Lynley asked Robson if they could meet. At the Yard, elsewhere. It didn’t matter.
“I’ve a full diary into the evening,” Robson said. “Can we talk on the phone now? I’ve ten minutes before my next client.”
Lynley considered this, but he wanted to see Robson. He wanted more than merely talking to him.
Robson said, “Has something more…Are you all right, Superintendent? May I help? You sound…” He seemed to shuffle papers on the other end of the line. “Listen, I might be able to cancel a patient or two, or move them round a bit. Would that help? I’ve also got some shopping to do and I’d blocked out time for that at the end of the day. It’s not far from my office. Whitecross Street, where it intersects with Dufferin? There’s a fruit and veg stall where I could meet you. We could talk while I make my purchases.”

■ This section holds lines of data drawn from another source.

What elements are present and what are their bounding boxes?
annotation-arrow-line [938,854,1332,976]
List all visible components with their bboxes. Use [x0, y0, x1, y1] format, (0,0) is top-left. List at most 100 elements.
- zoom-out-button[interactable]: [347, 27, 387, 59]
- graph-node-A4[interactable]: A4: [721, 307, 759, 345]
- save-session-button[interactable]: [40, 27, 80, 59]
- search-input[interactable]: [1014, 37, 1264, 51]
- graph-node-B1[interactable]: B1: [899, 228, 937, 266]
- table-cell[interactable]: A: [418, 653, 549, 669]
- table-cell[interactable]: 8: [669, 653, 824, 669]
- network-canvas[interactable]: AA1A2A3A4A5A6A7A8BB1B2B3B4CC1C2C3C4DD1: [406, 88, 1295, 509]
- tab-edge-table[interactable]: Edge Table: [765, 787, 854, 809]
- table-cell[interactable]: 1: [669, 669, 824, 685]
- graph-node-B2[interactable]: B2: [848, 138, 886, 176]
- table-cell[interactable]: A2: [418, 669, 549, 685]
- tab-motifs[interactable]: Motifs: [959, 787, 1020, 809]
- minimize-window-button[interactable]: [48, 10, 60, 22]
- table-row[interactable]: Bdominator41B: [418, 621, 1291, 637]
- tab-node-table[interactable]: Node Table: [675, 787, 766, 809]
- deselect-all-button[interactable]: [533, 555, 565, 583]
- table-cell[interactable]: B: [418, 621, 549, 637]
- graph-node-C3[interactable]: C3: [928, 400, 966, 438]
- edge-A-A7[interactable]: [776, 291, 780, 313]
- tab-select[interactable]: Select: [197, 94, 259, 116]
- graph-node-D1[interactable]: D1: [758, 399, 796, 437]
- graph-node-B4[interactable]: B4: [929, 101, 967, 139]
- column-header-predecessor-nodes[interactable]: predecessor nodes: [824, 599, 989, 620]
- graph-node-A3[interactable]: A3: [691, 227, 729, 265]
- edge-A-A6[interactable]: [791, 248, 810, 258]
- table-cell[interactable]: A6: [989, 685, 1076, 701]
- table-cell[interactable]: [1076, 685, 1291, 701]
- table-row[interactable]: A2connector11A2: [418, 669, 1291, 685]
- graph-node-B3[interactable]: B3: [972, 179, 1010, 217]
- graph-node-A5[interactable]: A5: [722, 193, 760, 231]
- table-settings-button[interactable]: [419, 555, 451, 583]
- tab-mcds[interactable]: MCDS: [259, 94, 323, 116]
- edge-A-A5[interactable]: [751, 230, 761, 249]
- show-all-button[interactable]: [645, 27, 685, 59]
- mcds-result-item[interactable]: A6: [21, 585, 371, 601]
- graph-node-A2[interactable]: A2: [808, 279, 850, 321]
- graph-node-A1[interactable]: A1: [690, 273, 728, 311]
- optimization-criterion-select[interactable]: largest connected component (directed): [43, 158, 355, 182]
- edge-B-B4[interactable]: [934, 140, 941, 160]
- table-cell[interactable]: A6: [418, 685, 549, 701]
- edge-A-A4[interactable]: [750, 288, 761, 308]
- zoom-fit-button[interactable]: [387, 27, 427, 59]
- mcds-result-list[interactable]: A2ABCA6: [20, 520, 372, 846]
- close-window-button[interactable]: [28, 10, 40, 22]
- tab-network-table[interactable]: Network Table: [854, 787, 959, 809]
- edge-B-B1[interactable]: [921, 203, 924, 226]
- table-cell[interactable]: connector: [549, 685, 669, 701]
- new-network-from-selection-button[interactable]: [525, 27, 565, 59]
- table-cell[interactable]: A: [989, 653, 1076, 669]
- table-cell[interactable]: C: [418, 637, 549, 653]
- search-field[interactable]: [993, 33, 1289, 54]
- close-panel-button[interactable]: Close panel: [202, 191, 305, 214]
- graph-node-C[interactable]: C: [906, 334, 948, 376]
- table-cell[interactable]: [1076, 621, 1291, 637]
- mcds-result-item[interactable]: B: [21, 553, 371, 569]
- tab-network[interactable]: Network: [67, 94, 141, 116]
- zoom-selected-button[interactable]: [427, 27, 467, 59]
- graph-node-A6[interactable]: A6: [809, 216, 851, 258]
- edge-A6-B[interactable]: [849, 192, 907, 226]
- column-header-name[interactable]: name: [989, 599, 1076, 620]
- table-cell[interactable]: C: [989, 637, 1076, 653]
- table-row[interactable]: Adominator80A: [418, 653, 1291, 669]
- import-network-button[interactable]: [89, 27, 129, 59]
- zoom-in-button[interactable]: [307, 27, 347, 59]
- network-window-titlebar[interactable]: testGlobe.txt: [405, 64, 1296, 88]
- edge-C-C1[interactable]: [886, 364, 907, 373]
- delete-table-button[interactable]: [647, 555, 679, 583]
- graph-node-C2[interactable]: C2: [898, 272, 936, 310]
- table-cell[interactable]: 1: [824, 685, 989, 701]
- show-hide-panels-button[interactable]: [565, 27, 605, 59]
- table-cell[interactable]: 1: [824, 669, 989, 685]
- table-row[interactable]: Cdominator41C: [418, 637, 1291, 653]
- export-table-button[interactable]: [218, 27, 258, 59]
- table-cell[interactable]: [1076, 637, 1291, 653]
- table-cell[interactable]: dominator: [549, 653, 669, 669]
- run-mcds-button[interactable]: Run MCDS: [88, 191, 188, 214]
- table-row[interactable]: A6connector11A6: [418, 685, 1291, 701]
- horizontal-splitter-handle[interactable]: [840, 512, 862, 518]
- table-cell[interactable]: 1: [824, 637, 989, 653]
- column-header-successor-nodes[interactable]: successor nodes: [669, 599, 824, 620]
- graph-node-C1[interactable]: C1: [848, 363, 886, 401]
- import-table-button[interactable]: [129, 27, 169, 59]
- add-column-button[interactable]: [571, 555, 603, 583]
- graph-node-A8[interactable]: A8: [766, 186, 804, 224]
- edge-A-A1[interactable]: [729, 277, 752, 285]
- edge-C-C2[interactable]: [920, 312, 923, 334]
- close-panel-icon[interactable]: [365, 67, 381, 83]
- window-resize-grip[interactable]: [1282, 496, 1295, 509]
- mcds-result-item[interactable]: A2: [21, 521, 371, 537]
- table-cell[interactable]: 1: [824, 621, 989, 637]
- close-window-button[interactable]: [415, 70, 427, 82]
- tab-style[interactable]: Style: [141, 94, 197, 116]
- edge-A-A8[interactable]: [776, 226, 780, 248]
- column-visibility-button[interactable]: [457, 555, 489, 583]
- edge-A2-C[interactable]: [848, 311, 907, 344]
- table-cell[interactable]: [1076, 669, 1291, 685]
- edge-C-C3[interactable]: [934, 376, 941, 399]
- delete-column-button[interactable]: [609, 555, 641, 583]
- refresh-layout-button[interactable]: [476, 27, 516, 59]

It would have to do, Lynley thought. But he could handle the preliminaries over the phone. He said, “What time?”
“Half past five?”
“All right. I can do that.”
“If you wouldn’t mind my asking…so that I might think about it in advance? Is there a new development?”
Lynley considered it. New, he thought. Yes and no, he decided. “How confident are you in your profile of the killer, Dr. Robson?”
“It’s not an exact science, naturally. But it’s very close. When you consider it’s based on hundreds of hours of detailed face-to-face interviews…when you consider the length and extent of the analyses of these interviews…the data compiled, the commonalities noted…It’s not like a fingerprint. It’s not DNA. But as a guide-even as a checklist-it’s an invaluable tool.”